There’s nothing wrong with that, but it’s a different kind of thing then what I (I can only speak for myself) read the Valve for. The issue came up in the n+1 kerfluffle a while back. n+1 generalized to lit-bloggers as a whole, I thought improperly, because they seemed to leave out half of them. There was the “They could have posted 5,000 word critiques of their favorite books and records” sentence—as if the adjective Holbonic hadn’t come up for such situations.

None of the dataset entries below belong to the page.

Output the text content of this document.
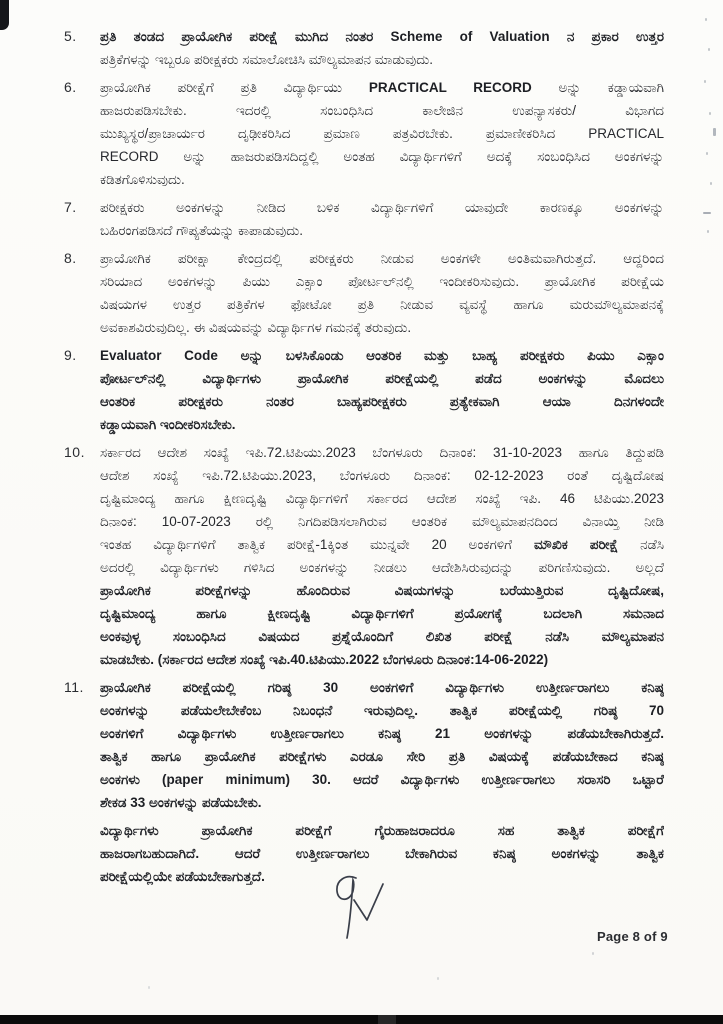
5.	ಪ್ರತಿ ತಂಡದ ಪ್ರಾಯೋಗಿಕ ಪರೀಕ್ಷೆ ಮುಗಿದ ನಂತರ Scheme of Valuation ನ ಪ್ರಕಾರ ಉತ್ತರ
ಪತ್ರಿಕೆಗಳನ್ನು ಇಬ್ಬರೂ ಪರೀಕ್ಷಕರು ಸಮಾಲೋಚಿಸಿ ಮೌಲ್ಯಮಾಪನ ಮಾಡುವುದು.
6.	ಪ್ರಾಯೋಗಿಕ ಪರೀಕ್ಷೆಗೆ ಪ್ರತಿ ವಿದ್ಯಾರ್ಥಿಯು PRACTICAL RECORD ಅನ್ನು ಕಡ್ಡಾಯವಾಗಿ
ಹಾಜರುಪಡಿಸಬೇಕು. ಇದರಲ್ಲಿ ಸಂಬಂಧಿಸಿದ ಕಾಲೇಜಿನ ಉಪನ್ಯಾಸಕರು/ ವಿಭಾಗದ
ಮುಖ್ಯಸ್ಥರ/ಪ್ರಾಚಾರ್ಯರ ದೃಢೀಕರಿಸಿದ ಪ್ರಮಾಣ ಪತ್ರವಿರಬೇಕು. ಪ್ರಮಾಣೀಕರಿಸಿದ PRACTICAL
RECORD ಅನ್ನು ಹಾಜರುಪಡಿಸದಿದ್ದಲ್ಲಿ ಅಂತಹ ವಿದ್ಯಾರ್ಥಿಗಳಿಗೆ ಅದಕ್ಕೆ ಸಂಬಂಧಿಸಿದ ಅಂಕಗಳನ್ನು
ಕಡಿತಗೊಳಿಸುವುದು.
7.	ಪರೀಕ್ಷಕರು ಅಂಕಗಳನ್ನು ನೀಡಿದ ಬಳಿಕ ವಿದ್ಯಾರ್ಥಿಗಳಿಗೆ ಯಾವುದೇ ಕಾರಣಕ್ಕೂ ಅಂಕಗಳನ್ನು
ಬಹಿರಂಗಪಡಿಸದೆ ಗೌಪ್ಯತೆಯನ್ನು ಕಾಪಾಡುವುದು.
8.	ಪ್ರಾಯೋಗಿಕ ಪರೀಕ್ಷಾ ಕೇಂದ್ರದಲ್ಲಿ ಪರೀಕ್ಷಕರು ನೀಡುವ ಅಂಕಗಳೇ ಅಂತಿಮವಾಗಿರುತ್ತದೆ. ಆದ್ದರಿಂದ
ಸರಿಯಾದ ಅಂಕಗಳನ್ನು ಪಿಯು ಎಕ್ಸಾಂ ಪೋರ್ಟಲ್‌ನಲ್ಲಿ ಇಂದೀಕರಿಸುವುದು. ಪ್ರಾಯೋಗಿಕ ಪರೀಕ್ಷೆಯ
ವಿಷಯಗಳ ಉತ್ತರ ಪತ್ರಿಕೆಗಳ ಫೋಟೋ ಪ್ರತಿ ನೀಡುವ ವ್ಯವಸ್ಥೆ ಹಾಗೂ ಮರುಮೌಲ್ಯಮಾಪನಕ್ಕೆ
ಅವಕಾಶವಿರುವುದಿಲ್ಲ. ಈ ವಿಷಯವನ್ನು ವಿದ್ಯಾರ್ಥಿಗಳ ಗಮನಕ್ಕೆ ತರುವುದು.
9.	Evaluator Code ಅನ್ನು ಬಳಸಿಕೊಂಡು ಆಂತರಿಕ ಮತ್ತು ಬಾಹ್ಯ ಪರೀಕ್ಷಕರು ಪಿಯು ಎಕ್ಸಾಂ
ಪೋರ್ಟಲ್‌ನಲ್ಲಿ ವಿದ್ಯಾರ್ಥಿಗಳು ಪ್ರಾಯೋಗಿಕ ಪರೀಕ್ಷೆಯಲ್ಲಿ ಪಡೆದ ಅಂಕಗಳನ್ನು ಮೊದಲು
ಆಂತರಿಕ ಪರೀಕ್ಷಕರು ನಂತರ ಬಾಹ್ಯಪರೀಕ್ಷಕರು ಪ್ರತ್ಯೇಕವಾಗಿ ಆಯಾ ದಿನಗಳಂದೇ
ಕಡ್ಡಾಯವಾಗಿ ಇಂದೀಕರಿಸಬೇಕು.
10.	ಸರ್ಕಾರದ ಆದೇಶ ಸಂಖ್ಯೆ ಇಪಿ.72.ಟಿಪಿಯು.2023 ಬೆಂಗಳೂರು ದಿನಾಂಕ: 31-10-2023 ಹಾಗೂ ತಿದ್ದುಪಡಿ
ಆದೇಶ ಸಂಖ್ಯೆ ಇಪಿ.72.ಟಿಪಿಯು.2023, ಬೆಂಗಳೂರು ದಿನಾಂಕ: 02-12-2023 ರಂತೆ ದೃಷ್ಟಿದೋಷ
ದೃಷ್ಟಿಮಾಂದ್ಯ ಹಾಗೂ ಕ್ಷೀಣದೃಷ್ಟಿ ವಿದ್ಯಾರ್ಥಿಗಳಿಗೆ ಸರ್ಕಾರದ ಆದೇಶ ಸಂಖ್ಯೆ ಇಪಿ. 46 ಟಿಪಿಯು.2023
ದಿನಾಂಕ: 10-07-2023 ರಲ್ಲಿ ನಿಗದಿಪಡಿಸಲಾಗಿರುವ ಆಂತರಿಕ ಮೌಲ್ಯಮಾಪನದಿಂದ ವಿನಾಯ್ತಿ ನೀಡಿ
ಇಂತಹ ವಿದ್ಯಾರ್ಥಿಗಳಿಗೆ ತಾತ್ವಿಕ ಪರೀಕ್ಷೆ-1ಕ್ಕಿಂತ ಮುನ್ನವೇ 20 ಅಂಕಗಳಿಗೆ ಮೌಖಿಕ ಪರೀಕ್ಷೆ ನಡೆಸಿ
ಅದರಲ್ಲಿ ವಿದ್ಯಾರ್ಥಿಗಳು ಗಳಿಸಿದ ಅಂಕಗಳನ್ನು ನೀಡಲು ಆದೇಶಿಸಿರುವುದನ್ನು ಪರಿಗಣಿಸುವುದು. ಅಲ್ಲದೆ
ಪ್ರಾಯೋಗಿಕ ಪರೀಕ್ಷೆಗಳನ್ನು ಹೊಂದಿರುವ ವಿಷಯಗಳನ್ನು ಬರೆಯುತ್ತಿರುವ ದೃಷ್ಟಿದೋಷ,
ದೃಷ್ಟಿಮಾಂದ್ಯ ಹಾಗೂ ಕ್ಷೀಣದೃಷ್ಟಿ ವಿದ್ಯಾರ್ಥಿಗಳಿಗೆ ಪ್ರಯೋಗಕ್ಕೆ ಬದಲಾಗಿ ಸಮನಾದ
ಅಂಕವುಳ್ಳ ಸಂಬಂಧಿಸಿದ ವಿಷಯದ ಪ್ರಶ್ನೆಯೊಂದಿಗೆ ಲಿಖಿತ ಪರೀಕ್ಷೆ ನಡೆಸಿ ಮೌಲ್ಯಮಾಪನ
ಮಾಡಬೇಕು. (ಸರ್ಕಾರದ ಆದೇಶ ಸಂಖ್ಯೆ ಇಪಿ.40.ಟಿಪಿಯು.2022 ಬೆಂಗಳೂರು ದಿನಾಂಕ:14-06-2022)
11.	ಪ್ರಾಯೋಗಿಕ ಪರೀಕ್ಷೆಯಲ್ಲಿ ಗರಿಷ್ಠ 30 ಅಂಕಗಳಿಗೆ ವಿದ್ಯಾರ್ಥಿಗಳು ಉತ್ತೀರ್ಣರಾಗಲು ಕನಿಷ್ಠ
ಅಂಕಗಳನ್ನು ಪಡೆಯಲೇಬೇಕೆಂಬ ನಿಬಂಧನೆ ಇರುವುದಿಲ್ಲ. ತಾತ್ವಿಕ ಪರೀಕ್ಷೆಯಲ್ಲಿ ಗರಿಷ್ಠ 70
ಅಂಕಗಳಿಗೆ ವಿದ್ಯಾರ್ಥಿಗಳು ಉತ್ತೀರ್ಣರಾಗಲು ಕನಿಷ್ಠ 21 ಅಂಕಗಳನ್ನು ಪಡೆಯಬೇಕಾಗಿರುತ್ತದೆ.
ತಾತ್ವಿಕ ಹಾಗೂ ಪ್ರಾಯೋಗಿಕ ಪರೀಕ್ಷೆಗಳು ಎರಡೂ ಸೇರಿ ಪ್ರತಿ ವಿಷಯಕ್ಕೆ ಪಡೆಯಬೇಕಾದ ಕನಿಷ್ಠ
ಅಂಕಗಳು (paper minimum) 30. ಆದರೆ ವಿದ್ಯಾರ್ಥಿಗಳು ಉತ್ತೀರ್ಣರಾಗಲು ಸರಾಸರಿ ಒಟ್ಟಾರೆ
ಶೇಕಡ 33 ಅಂಕಗಳನ್ನು ಪಡೆಯಬೇಕು.
ವಿದ್ಯಾರ್ಥಿಗಳು ಪ್ರಾಯೋಗಿಕ ಪರೀಕ್ಷೆಗೆ ಗೈರುಹಾಜರಾದರೂ ಸಹ ತಾತ್ವಿಕ ಪರೀಕ್ಷೆಗೆ
ಹಾಜರಾಗಬಹುದಾಗಿದೆ. ಆದರೆ ಉತ್ತೀರ್ಣರಾಗಲು ಬೇಕಾಗಿರುವ ಕನಿಷ್ಠ ಅಂಕಗಳನ್ನು ತಾತ್ವಿಕ
ಪರೀಕ್ಷೆಯಲ್ಲಿಯೇ ಪಡೆಯಬೇಕಾಗುತ್ತದೆ.
Page 8 of 9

Clearly, you can post whatever you want; you don’t need precedent or anything. But as long as I’m opining, I’ll mention that I don’t like Bill’s quick-hit link posts either, which I’ve mentioned to him in the past—they tend to go either (apparently) ignored, or some red meat is thrown out with little surrounding analysis and they end up like this.
Aaron,
I don’t think the occasional Boing-Boing type of a list of links that you think are interesting can hurt. Bill Benzon’s short posts reflects his own interests and if for every ten I come across a gem, it’s worth it for me to check in to The Valve.

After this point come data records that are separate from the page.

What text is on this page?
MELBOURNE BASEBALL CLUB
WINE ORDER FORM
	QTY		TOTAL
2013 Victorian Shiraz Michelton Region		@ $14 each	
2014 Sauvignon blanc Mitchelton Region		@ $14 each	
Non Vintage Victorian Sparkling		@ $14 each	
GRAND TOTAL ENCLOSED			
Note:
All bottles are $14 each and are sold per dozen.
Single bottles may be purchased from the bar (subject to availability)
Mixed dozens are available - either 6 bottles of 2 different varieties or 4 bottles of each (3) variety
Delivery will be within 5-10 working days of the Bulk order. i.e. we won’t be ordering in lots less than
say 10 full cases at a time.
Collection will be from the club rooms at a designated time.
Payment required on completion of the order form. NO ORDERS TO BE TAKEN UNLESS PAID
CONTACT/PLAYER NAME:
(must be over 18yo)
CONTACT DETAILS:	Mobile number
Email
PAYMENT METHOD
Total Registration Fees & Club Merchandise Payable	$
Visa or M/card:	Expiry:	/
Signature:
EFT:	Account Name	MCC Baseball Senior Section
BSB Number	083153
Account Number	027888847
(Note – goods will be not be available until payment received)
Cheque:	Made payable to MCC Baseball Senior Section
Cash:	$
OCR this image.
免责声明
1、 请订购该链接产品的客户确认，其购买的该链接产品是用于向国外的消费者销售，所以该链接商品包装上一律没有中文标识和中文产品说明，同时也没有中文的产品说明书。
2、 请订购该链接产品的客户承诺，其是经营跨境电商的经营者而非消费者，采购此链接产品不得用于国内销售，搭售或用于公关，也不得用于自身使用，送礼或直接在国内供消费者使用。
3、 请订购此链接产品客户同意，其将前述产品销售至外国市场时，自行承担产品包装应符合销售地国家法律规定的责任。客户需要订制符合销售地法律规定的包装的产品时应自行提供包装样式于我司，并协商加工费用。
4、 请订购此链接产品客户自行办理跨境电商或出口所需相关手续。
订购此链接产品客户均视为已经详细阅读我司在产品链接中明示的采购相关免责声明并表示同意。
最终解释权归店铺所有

I think the writer should lists the links that they find interesting rather than thinking about the general reader or some sort of comprehensive lit week-in-review.
Also: I don’t think Valve posts should be judged solely for the feedback. One recent example is John Holbo’s link to the io9 Pre-Golden Age SF section. That was something I ate up, tagged, and I now subscribe to the i09 feed. With that sort of thing I just did not want to say “that’s cool”
And I am embarrassed to admit that Bill’s “Obama’s Elf” link was the funniest thing I’ve seen in a long time.
Not too long ago I read “Season of Migration to the North” in a class taught by the lovely, most excellent Arab-American novelist Diana Abu-Jabar. In the novel the young protagonist has some kind of relationship with one Mrs. Robinson, a missionary lady considerably older than himself. I checked the dates and the Simon and Garfunkle song about a very similar situation slightly predated the novel, which was about an Arab who played the multiculch game to get tons of easy sex, but was made very depressed by the experience. I can’t remember if the character in the novel actually scored with Mrs. Robinson, but I think that he did.
When I checked this all out I became 100% convinced that the song had something to do with the novel, but I’m not going to retarce my steps again now.
Or maybe the movie, come to think of it. Young Dustin Hoffman.